According to Professor Jurgen Uhlich of Trinity College, a derivation from a word similar to Gaulish Uidluia is not possible:
"And finally re the connection you propose with Gaulish Uidluia, even IF < *vidlmia (which, however, seems a phonotactically impossible formation). Be that as it may, such a preform could not possible lead to the vocalism of the first syllable of Fedelm(-id), where the e must either be original or the result of Primitive Irish lowering, which however only happens before *a or *o in the following syllable. Also, a group *dl could not have survived into Old Irish, but would regularly lose the d with ensuing compensatory lengthening, thus yielding something like *file, or if really with an original *m, *fílme (all of this a purely formal exercise, of course). So while words beginning with, or containing, the sequence <vid> make one think of the IE root ‘to see’ (though there are other formal possibilities), one can still not be sure that even the apparently appellative Gaulish word containing this must have meant ‘seer(ess)’, unless it can be argued plausibly have that meaning in its transmitted Larzac context. But this would still do nothing for Fedelm etc., unless the formal concerns could be addressed, and even then it is attested as a context-free name, not an appellative noun."
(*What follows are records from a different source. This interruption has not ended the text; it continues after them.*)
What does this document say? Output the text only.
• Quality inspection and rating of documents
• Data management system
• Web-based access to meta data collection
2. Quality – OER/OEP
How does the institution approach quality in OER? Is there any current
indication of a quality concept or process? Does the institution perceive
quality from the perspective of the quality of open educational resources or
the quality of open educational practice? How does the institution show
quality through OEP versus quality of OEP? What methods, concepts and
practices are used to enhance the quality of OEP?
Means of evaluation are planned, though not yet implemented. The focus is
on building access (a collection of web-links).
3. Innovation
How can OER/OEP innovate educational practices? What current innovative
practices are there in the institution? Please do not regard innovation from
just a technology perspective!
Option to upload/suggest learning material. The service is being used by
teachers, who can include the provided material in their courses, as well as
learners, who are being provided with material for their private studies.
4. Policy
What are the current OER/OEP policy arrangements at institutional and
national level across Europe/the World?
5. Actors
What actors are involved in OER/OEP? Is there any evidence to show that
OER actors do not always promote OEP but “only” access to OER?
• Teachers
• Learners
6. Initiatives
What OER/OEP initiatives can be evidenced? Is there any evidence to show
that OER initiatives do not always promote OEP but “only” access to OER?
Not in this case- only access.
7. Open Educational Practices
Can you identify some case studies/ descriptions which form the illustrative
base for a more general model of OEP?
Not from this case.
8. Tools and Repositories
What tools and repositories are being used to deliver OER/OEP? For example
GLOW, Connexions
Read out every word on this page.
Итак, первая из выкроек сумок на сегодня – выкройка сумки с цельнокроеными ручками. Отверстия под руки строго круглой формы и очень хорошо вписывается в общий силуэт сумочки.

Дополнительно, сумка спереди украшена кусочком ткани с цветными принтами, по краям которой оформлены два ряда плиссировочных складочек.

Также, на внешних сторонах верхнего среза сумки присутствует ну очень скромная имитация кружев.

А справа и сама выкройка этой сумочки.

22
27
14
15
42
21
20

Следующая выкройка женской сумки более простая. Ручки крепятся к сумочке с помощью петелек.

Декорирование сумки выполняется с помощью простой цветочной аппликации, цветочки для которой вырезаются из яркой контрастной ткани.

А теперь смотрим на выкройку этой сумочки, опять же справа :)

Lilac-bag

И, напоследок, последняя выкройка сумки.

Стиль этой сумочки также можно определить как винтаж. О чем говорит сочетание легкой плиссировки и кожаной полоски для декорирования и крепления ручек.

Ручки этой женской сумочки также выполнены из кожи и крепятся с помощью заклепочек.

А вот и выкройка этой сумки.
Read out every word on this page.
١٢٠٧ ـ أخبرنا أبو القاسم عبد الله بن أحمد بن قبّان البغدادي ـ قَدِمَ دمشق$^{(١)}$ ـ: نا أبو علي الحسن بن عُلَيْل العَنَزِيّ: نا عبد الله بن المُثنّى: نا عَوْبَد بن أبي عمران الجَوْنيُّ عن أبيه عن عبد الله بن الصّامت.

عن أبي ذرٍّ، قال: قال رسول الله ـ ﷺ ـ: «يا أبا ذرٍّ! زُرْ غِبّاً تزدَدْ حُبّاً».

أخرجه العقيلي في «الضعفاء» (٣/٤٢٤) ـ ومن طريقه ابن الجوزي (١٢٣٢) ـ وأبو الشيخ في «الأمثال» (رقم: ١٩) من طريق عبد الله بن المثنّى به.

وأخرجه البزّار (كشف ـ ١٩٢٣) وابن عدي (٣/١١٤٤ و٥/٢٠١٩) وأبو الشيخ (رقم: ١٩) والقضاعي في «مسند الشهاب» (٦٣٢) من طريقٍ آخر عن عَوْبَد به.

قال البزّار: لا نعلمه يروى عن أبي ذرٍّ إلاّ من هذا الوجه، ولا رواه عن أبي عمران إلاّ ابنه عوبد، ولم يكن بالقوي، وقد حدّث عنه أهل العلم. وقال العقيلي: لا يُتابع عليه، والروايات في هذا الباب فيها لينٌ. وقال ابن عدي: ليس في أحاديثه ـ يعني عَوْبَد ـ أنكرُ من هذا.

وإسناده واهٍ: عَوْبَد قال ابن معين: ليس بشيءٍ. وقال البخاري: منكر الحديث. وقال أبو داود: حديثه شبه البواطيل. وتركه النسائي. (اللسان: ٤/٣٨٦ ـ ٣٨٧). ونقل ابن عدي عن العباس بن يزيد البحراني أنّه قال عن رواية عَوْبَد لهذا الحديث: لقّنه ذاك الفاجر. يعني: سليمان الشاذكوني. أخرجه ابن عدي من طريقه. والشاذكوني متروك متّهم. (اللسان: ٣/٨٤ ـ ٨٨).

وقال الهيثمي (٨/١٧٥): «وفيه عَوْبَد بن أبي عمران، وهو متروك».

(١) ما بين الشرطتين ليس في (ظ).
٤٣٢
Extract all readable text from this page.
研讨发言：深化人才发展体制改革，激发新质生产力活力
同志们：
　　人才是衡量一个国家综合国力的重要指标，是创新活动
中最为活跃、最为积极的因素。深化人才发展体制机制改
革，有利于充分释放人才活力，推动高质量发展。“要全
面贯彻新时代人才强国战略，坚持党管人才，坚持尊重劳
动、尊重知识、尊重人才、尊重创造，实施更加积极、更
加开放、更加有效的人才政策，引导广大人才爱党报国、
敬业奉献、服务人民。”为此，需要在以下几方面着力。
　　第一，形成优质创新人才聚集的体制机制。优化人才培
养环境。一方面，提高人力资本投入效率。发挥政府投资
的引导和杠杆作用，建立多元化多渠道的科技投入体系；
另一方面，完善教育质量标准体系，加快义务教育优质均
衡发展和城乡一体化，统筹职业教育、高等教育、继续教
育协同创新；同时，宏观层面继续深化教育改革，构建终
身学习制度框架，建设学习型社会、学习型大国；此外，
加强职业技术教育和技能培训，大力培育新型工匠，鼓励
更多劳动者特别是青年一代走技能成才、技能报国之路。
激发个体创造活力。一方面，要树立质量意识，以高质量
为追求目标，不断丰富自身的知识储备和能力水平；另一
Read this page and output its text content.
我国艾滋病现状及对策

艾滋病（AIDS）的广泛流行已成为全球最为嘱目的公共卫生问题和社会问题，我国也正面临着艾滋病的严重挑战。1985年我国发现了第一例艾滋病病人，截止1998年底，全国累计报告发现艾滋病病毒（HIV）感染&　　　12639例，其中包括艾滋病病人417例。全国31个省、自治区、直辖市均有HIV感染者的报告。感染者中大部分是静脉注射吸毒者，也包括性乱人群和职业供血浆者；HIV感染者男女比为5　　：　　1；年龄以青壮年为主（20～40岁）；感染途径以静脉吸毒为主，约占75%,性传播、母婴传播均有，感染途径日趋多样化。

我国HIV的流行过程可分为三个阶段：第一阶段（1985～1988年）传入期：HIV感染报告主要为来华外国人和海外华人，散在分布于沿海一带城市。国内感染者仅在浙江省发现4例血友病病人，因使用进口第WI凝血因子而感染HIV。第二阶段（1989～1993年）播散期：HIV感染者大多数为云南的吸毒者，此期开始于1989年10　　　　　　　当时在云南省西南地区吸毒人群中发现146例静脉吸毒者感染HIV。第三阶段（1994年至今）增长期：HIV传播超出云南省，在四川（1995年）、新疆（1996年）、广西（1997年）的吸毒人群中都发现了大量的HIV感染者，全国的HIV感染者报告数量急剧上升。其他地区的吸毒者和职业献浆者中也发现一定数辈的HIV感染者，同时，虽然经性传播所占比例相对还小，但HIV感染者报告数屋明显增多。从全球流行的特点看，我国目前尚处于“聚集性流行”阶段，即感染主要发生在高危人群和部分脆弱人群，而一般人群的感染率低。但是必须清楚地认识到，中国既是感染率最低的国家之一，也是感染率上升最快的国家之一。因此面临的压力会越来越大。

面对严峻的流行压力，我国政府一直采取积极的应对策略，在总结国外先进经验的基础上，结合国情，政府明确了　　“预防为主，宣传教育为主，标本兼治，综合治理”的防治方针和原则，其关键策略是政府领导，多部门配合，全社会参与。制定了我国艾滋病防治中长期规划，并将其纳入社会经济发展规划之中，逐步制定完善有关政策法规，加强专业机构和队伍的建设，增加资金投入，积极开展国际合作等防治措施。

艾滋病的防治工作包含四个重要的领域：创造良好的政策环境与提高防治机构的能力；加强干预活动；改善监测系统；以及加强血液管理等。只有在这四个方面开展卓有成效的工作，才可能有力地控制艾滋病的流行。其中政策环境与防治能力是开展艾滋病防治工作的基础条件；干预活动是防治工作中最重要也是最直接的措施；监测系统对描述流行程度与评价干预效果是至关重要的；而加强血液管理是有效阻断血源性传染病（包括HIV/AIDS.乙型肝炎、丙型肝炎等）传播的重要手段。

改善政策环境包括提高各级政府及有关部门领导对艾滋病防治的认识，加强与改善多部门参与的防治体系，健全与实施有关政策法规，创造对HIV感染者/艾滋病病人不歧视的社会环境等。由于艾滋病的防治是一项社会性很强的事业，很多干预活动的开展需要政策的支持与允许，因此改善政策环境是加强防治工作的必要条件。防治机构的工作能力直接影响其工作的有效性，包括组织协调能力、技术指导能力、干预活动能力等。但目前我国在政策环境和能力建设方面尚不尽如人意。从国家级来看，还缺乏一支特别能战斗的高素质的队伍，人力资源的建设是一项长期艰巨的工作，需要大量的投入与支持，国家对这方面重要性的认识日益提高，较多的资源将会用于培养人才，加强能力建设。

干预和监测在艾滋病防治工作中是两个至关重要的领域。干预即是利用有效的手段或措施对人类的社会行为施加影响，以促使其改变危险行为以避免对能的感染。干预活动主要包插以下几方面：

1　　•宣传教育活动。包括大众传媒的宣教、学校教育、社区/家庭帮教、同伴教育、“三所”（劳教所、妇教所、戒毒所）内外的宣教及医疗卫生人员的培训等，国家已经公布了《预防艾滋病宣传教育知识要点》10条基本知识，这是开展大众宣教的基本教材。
The second possibility for Fedlemid, however, was quite remarkable:

Sabine Ziegler, "Die Sprache der altirischen Ogam-Inschriften", referring to various authorities (Pedersen, Frisk, Pokorny, Mac Néill), p. 242, derives Fedelm and Fedelmid from the adjective feidil "enduring, lasting".

I went to the eDIL for feidil (or fedil) and derivatives and found these meanings:

lasting, enduring, long-lived, constant, continuous, perpetual

Prof. Jurgen's opinion on this derivation is as follows:

"...the only formal connection available indeed appears to be the Irish word feidil... All of this leaves us at best with feidil, for no other reason that this is the most similar word the Irish dictionary can come up with (albeit a very similar one in the present case, admittedly)... I will restate that that connection with feidil seems more suggestive than some other, shorter, root-etymologies... "

What I propose is this: whoever carved the Bodvoc Stone had rightly or wrongly interpreted Fedelmid to mean the same as Latin Eternalis and so he "translated" the name.

Prof. Jurgen commented on this idea thusly: "...the latter “meaning” would only have been the one that the translator assumed the name to have by his own reinterpretation (which may have been historically “correct” or incorrect), not the actual meaning of the name at the time, which again would have been limited to denoting a particular person. This is the realm of folk-etymology (usually called that only when the contemporary interpretation of a form can be shown by modern linguists to be historically wrong, but the approach is the exact same when the explanation happens to be “correct”, a criterion that would have made no sense to the folk-etymologiser)."
Eternalis = Fedelmid
Vedomavus = Tree-servant (i.e. Fedelmid, who was, as is made plain in the hagiographical account, a follower of the "tree" Lomman)

If I'm right about this, the Vortigern of Wales was indeed Foirtchern son of Fedelmid by a British wife.  This Foirtchern eventually carved out a kingdom for himself called Gwrtheyrnion, located in southern Powys.  The rival Powysian dynasty was in the north, founded by Cadell Ddynrllwg, which according to P.C. Bartram was

"...probably the country surrounding the fortress of Benlli which was one of the heights in the Clwydian range. The district was called Iâl, on either side of the upper reaches of the river Alun, and was the central stronghold of Northern Powys.”

I realize some may challenge my reading of this stone.  Still, I feel that what I have come up with is more than merely provocative.  In truth, it may point to the actual historical existence of Vortigern and allow us to trace his ancestry back to an Irish king.